Hoje foi assim. Acordei com energia e fiz um monte de coisas produtivas. Fui ao mercado, limpei a casa, preparei uma comida deliciosa para o almoço. Tudo seguia num ritmo bom. Depois do almoço, resolvi tirar um cochilo — e acho que não me fez bem. Acordei pesada, sem energia, desconectada de mim.
Mesmo assim, decidi me mover. Aquele famoso “vou dar o meu mínimo, que hoje é o meu máximo”. Fiz 20 minutos de esteira, fracos, quase arrastados, mas fiz. Talvez mais para aliviar a culpa do que por disposição.
E então veio a cobrança. Cobro performance, cobro ter feito mais tempo, cobro o porquê de ter sido tão difícil. Como se não bastasse dançar fora do ritmo, eu ainda precisasse me punir por isso.
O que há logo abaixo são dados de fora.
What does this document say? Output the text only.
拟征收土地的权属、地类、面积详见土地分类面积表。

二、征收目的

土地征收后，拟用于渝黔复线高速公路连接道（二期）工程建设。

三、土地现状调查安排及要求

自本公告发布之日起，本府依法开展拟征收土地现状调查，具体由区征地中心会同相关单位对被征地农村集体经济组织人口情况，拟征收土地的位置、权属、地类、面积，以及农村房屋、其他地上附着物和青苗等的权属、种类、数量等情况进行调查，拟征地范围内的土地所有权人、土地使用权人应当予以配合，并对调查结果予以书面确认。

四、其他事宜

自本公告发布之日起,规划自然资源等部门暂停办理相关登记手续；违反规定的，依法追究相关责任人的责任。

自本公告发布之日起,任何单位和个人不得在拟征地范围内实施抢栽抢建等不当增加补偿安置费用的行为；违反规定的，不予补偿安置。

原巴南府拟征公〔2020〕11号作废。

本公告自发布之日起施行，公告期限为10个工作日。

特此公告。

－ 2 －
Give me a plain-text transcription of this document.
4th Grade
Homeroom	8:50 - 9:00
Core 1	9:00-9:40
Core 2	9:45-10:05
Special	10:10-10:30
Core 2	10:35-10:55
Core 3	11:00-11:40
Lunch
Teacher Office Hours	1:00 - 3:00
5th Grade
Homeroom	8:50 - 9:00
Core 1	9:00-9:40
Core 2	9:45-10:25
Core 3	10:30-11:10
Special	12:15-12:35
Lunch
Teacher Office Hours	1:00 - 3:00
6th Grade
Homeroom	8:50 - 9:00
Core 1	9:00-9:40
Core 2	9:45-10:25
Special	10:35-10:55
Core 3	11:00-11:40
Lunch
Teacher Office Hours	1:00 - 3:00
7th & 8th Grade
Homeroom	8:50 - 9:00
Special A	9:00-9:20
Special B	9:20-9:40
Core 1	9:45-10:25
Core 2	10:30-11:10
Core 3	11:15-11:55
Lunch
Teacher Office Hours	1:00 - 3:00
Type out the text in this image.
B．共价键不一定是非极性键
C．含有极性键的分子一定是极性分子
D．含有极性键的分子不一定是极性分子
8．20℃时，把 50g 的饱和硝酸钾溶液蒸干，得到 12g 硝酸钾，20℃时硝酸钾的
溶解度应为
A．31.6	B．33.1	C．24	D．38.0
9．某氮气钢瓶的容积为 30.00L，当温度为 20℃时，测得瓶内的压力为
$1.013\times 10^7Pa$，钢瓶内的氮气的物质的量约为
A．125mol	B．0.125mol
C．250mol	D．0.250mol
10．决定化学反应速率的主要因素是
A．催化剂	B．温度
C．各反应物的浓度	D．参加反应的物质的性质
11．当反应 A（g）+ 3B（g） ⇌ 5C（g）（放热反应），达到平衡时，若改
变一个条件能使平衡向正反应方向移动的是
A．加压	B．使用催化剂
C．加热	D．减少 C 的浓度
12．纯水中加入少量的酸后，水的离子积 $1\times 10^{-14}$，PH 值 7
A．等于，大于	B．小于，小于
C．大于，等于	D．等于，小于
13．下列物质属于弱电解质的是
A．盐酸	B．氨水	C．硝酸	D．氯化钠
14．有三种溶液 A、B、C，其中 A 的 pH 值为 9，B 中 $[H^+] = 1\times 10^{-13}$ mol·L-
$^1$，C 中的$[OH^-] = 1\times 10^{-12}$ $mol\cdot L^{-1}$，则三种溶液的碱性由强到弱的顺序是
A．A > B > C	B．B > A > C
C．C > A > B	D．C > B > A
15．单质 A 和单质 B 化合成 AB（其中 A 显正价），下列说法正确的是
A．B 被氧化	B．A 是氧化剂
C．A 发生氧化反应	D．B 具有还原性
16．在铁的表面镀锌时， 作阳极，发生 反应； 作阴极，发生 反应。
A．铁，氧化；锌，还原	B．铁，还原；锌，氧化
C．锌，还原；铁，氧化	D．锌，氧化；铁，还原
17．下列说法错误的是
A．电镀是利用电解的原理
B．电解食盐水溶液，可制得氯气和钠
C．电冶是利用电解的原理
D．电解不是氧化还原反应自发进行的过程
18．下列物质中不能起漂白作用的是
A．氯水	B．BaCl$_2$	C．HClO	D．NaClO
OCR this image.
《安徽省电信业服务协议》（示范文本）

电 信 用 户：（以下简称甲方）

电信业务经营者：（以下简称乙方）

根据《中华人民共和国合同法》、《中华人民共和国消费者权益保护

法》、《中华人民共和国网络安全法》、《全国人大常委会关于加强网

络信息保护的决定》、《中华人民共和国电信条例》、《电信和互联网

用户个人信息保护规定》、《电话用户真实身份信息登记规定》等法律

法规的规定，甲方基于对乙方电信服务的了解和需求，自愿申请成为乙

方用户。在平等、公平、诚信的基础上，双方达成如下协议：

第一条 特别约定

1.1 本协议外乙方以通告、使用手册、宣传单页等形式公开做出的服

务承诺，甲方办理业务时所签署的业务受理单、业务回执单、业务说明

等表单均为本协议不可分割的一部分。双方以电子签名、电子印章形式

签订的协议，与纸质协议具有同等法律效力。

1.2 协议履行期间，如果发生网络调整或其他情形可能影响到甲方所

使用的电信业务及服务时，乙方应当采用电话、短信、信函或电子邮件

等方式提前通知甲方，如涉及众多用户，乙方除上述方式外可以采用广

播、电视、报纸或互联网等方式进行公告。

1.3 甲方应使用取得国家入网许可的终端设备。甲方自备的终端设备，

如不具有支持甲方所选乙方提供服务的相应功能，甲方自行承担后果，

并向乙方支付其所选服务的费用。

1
Mas é isso, né? Nem todo dia vai ser bom, nem todo dia o corpo e a cabeça vão conseguir dançar no mesmo compasso. Hoje foi só mais um daqueles dias em que a energia acabou na hora errada. Talvez amanhã seja diferente. Talvez o ritmo volte, talvez não. E tudo bem. Hoje eu fiz o que deu, mesmo cansada, mesmo desconectada. E isso também conta.